Mas o que me fez quase cair com uma vertigem, foi o último parágrafo.


E vou fazer um último pedido. Meu primo Tadeu me disse que você não existe. Que é invenção do meu pai e da minha mãe, prá eu ficar bonzinho. Que são eles que compram os presentes e escondem. Aí, ele me levou no quarto da minha mãe e botou uma cadeira prá eu subir perto do guarda-roupa. Quando eu subi, consegui ver lá em cima um presente. É um embrulho quadrado e grande e dá prá ver que é uma caixa de Autorama, porque dá pra ver escrito e eu olhei bem o papel, é um amarelo com árvores de natal e um monte de papai noel que nem você, umas figurinhas bem pequeninhas. Desci correndo da cadeira e disse pro meu primo que é mentira dele, que aquele não é o meu presente, que é você que vai trazer e saí chorando do quarto... Meu primo foi atrás me tirando o sarro, gritando que eu era bobo, que eu acreditava em você e eu gritei prá ele que eu acredito mesmo e que ele é que é babaca. Até falei um palavrão, chamei ele de filho da puta. Desculpa, mas é que eu fiquei com muita raiva, sabe. Então, Papai Noel, eu queria pedir prá você não deixar eu parar de acreditar em você. Então, eu queria pedir prá você não trazer o meu presente embrulhado naquele papel amarelo com árvores de natal e figurinhas de você. Embrulha num outro papel, prá eu provar pro Tadeu que você é de verdade, tá bom?


Nunca mais esqueci desse Natal. Eu queria tanto aquele Autorama. Não consegui dormir de tanta ansiedade. Mas, fingi. Pela fresta da porta, vi a sombra dos pés do meu pai chegando. Fechei os olhos e percebi pelo ruído do papel que ele colocava um embrulho na minha escrivaninha. Quando ele saiu, abri os olhos no escuro, com o coração disparado. Não conseguia ver nada. Não podia acender a luz. Fiquei ali o resto da noite, esperando, como nunca esperei um presente de natal antes. Acho que acabei dormindo de cansaço, porque lembro que acordei com minha mãe me chamando, com voz alegre, dizendo "acorda, olha o que o Papai Noel deixou prá você".

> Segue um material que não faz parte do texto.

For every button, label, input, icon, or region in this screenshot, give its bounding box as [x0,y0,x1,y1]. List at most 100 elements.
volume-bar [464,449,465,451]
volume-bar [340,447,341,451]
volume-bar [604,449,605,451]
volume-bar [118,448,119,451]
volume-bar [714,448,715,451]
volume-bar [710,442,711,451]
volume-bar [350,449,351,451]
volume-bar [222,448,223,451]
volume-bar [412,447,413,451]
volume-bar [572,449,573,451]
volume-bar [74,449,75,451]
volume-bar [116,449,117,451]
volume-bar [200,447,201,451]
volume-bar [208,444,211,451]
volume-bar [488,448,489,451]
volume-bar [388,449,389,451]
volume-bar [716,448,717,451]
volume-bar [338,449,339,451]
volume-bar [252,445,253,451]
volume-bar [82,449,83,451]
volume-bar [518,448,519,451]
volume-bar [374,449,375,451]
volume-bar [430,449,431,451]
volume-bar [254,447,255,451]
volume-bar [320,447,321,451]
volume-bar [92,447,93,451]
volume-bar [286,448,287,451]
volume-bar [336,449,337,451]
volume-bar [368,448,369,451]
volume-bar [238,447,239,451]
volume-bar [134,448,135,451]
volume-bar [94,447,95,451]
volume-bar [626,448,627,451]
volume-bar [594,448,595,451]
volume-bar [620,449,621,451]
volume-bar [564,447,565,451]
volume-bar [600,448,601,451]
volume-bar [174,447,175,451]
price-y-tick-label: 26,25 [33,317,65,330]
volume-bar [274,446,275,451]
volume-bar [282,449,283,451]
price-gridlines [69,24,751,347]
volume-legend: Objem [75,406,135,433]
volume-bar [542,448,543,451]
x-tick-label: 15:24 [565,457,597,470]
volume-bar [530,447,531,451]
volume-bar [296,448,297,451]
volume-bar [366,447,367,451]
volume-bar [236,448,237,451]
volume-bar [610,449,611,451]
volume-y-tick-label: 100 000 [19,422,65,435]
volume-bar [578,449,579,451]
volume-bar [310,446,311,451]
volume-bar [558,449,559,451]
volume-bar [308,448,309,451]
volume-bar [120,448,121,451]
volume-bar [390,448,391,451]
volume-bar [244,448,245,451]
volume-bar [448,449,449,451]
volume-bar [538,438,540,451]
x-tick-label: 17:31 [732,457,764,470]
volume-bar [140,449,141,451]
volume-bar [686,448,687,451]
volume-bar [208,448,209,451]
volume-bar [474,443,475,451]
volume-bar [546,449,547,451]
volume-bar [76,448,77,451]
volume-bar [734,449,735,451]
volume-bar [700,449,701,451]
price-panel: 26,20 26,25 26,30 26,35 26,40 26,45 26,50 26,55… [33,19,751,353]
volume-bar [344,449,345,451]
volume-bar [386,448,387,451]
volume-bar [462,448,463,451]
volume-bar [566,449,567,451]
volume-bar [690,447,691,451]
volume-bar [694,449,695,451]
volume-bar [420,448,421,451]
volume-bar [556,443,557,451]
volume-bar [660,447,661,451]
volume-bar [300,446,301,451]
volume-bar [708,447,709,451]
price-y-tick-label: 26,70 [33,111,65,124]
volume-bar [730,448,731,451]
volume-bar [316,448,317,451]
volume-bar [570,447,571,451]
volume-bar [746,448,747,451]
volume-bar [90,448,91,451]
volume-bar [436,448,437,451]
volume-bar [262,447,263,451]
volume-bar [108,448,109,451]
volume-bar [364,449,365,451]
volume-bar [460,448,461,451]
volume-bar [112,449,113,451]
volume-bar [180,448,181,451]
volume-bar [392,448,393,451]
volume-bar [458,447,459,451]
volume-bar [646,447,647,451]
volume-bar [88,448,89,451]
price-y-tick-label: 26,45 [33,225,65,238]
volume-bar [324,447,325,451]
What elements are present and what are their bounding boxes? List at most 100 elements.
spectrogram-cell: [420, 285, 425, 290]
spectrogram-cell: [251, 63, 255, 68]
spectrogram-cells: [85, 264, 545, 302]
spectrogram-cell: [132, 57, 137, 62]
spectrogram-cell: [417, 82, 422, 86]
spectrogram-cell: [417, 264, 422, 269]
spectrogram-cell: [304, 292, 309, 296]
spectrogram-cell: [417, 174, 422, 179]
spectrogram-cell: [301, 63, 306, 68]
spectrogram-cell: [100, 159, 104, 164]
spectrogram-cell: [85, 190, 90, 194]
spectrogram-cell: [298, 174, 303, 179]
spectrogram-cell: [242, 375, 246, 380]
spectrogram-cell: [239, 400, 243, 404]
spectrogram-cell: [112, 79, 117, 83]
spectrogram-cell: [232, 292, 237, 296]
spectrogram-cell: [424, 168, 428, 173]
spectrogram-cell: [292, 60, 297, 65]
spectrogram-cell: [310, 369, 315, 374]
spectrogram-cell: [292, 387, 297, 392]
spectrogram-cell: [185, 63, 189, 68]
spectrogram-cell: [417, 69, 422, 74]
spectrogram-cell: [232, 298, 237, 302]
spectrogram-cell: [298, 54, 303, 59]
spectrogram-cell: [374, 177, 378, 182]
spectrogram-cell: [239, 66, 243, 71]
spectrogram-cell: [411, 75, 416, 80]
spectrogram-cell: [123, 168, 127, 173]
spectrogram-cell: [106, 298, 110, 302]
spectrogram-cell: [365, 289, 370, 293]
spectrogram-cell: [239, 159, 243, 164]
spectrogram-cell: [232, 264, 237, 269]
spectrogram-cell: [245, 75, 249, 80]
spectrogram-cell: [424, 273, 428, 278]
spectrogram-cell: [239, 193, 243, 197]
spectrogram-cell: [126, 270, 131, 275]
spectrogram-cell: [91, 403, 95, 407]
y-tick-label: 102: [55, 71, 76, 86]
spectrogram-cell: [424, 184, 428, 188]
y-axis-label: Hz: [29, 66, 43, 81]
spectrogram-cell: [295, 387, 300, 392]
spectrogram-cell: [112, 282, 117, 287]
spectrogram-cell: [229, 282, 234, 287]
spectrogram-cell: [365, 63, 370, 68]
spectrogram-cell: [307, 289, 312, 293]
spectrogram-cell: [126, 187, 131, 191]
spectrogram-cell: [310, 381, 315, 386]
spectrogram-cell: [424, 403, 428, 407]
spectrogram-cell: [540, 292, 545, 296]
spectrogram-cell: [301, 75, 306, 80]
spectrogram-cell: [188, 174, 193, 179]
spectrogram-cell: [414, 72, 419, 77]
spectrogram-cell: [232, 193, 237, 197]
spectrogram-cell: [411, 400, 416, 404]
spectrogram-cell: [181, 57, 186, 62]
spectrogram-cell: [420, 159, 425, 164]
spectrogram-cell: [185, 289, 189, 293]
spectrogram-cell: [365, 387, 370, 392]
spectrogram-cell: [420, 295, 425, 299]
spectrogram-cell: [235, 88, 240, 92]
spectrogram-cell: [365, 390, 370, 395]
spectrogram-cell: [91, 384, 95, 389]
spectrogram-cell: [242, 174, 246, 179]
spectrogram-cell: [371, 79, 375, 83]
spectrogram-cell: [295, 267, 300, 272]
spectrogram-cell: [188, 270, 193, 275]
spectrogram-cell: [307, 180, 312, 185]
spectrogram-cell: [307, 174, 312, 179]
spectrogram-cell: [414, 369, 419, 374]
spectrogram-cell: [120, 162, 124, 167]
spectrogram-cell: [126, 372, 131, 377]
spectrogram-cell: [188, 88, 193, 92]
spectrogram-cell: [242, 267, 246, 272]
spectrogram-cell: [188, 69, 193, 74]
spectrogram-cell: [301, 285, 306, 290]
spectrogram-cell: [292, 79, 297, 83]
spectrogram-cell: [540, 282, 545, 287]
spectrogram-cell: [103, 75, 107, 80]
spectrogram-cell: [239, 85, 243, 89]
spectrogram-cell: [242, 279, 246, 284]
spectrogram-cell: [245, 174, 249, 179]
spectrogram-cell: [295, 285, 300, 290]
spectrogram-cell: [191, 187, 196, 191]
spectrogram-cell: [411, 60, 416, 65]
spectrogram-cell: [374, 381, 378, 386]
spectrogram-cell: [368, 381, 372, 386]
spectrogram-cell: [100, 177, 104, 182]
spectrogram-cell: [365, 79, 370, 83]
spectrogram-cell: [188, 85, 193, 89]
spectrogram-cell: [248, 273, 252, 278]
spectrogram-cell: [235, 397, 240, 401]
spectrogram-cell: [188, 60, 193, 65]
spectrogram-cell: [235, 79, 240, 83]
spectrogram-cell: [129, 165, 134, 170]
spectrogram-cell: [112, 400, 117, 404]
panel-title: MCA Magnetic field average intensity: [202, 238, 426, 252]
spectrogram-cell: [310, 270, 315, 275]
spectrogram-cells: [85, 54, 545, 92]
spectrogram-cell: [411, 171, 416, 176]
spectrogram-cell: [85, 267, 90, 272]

Meus pais não entenderam nada. Devem ter atribuído o choro convulsivo à minha emoção, mesmo antes de abrir o embrulho de papel amarelo com arvorezinhas de natal e pequenas figurinhas de papai noel. Eu nunca tinha desejado tanto um brinquedo. Era lógico que extravasasse tanta alegria. Minha mãe, ainda ficou um pouco desconfiada. Perguntou, depois de uns dois dias, se eu tinha mesmo ficado contente com o Autorama. Quando respondi que sim, com a face distante e inexpressiva, ela me olhou com aqueles olhos de mãe, que enxergam a alma dos filhos, e sorriu tristemente. Ela percebeu. Naquele ano, eu não ganhei meu presente de natal.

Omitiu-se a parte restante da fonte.